3. Quincy Latimore, OF, PIT - Latimore had a breakout 2010 campaign, driving in 100 runs and even stealing 11 bases for High-A Bradenton. Still, he hit just .266/.323/.444 last season with 130 strikeouts, and the 22-year-old has come crashing back down to earth in 2011. He is batting just .216/.280/.384 with 11 home runs and 33 RBI through 85 games for Double-A Altoona. Latimore has fanned an absurd 99 times over that span. Likewise, he has not been able to translate his raw power into home runs, and his 19 long balls last season marked a career-high effort. Fellow Altoona outfielder Starling Marte projects better than Latimore at this point in time, albeit with less power and more speed.
4. Casey Crosby, P, DET - Injuries have plagued the 22-year-old Crosby, who missed most of 2010 with an elbow injury and had some forearm discomfort recently. Perhaps only behind rotation mate Jacob Turner in terms of pure stuff, Crosby has walked 50 batters in 79.2 innings for Double-A Erie. Over his last two starts, Crosby has lasted just seven innings in total, allowing nine earned runs over that span. He's walked at least five batters in four of his last 10 outings. Despite this wildness, Crosby still has a 3.73 ERA overall, opposing batters are hitting .229 against him, and he has posted an impressive 2.14 GO:AO ratio. Crosby has loads of potential, but needs to harness his command if he is to truly succeed at the higher levels.
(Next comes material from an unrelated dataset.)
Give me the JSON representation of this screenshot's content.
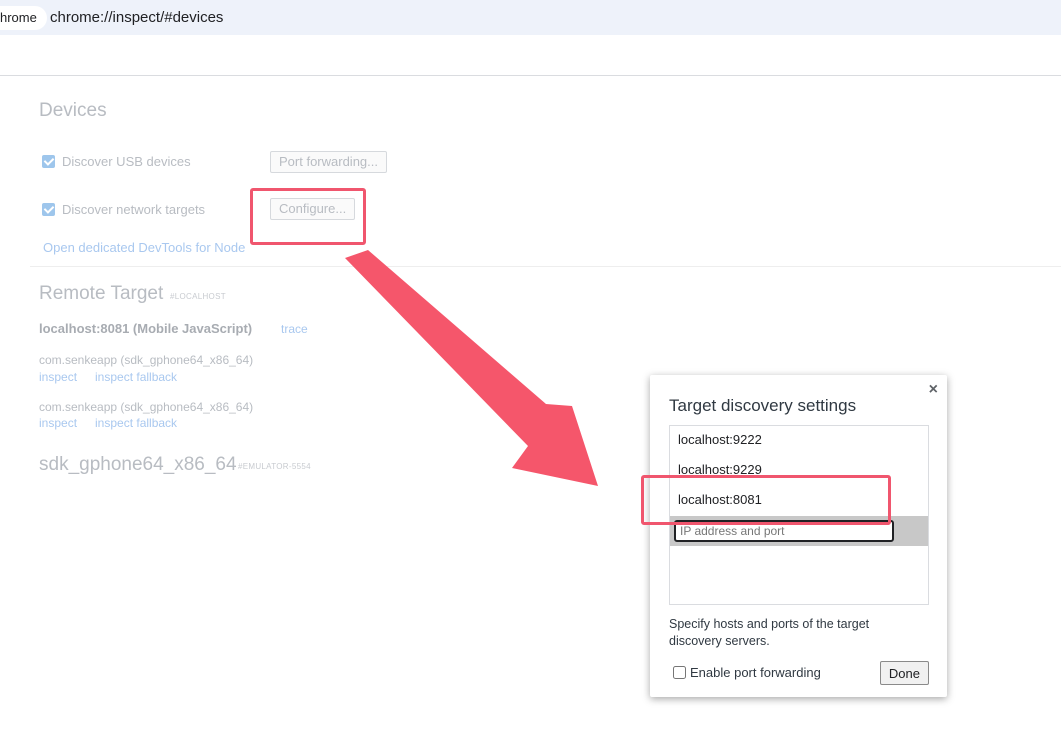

5. Trey McNutt, P, CHC - It's been a rough year for McNutt, who splashed into the prospect pool last season with a 2.48 ERA and 132:37 K:BB ratio in 116.1 innings between three levels. The 32nd round pick had emerged as arguably the best pitcher in the Cubs' system with the trade of Christopher Archer to the Rays in the offseason. Yet 2011 has been awfully unkind to the 21-year-old righty, who has been absolutely destroyed of late at Double-A Tennessee. He hasn't lasted more than 4.1 innings in each of his last five starts. On June 23, he failed to record a single out, allowing two runs on one hit and four walks. In total over those last five starts, with just 10.1 innings pitched, McNutt has yielded 23 hits, 10 walks and 15 earned runs. With opposing batters hitting a healthy .315 against him this season, McNutt has a lot of work to do to right the ship.
6. Jonathan Schoop, 3B, BAL - Schoop and teammate Manny Machado have been working their way up the O's system together, and Schoop actually had better stats than Machado at Low-A Delmarva before being promoted. Schoop hit .316/.376/.514 with eight home runs, 34 RBI and six steals at Low-A, but has struggled since. The 19-year-old is batting just .210/.252/.267 with 10 RBI through 27 games for High-A Frederick. His last 10 contests have been even worse, as Schoop is batting just .111 with zero extra-base hits over that span. He's still very young, but Schoop may not have the meteoric rise potential, or the long-term upside, that Machado could have.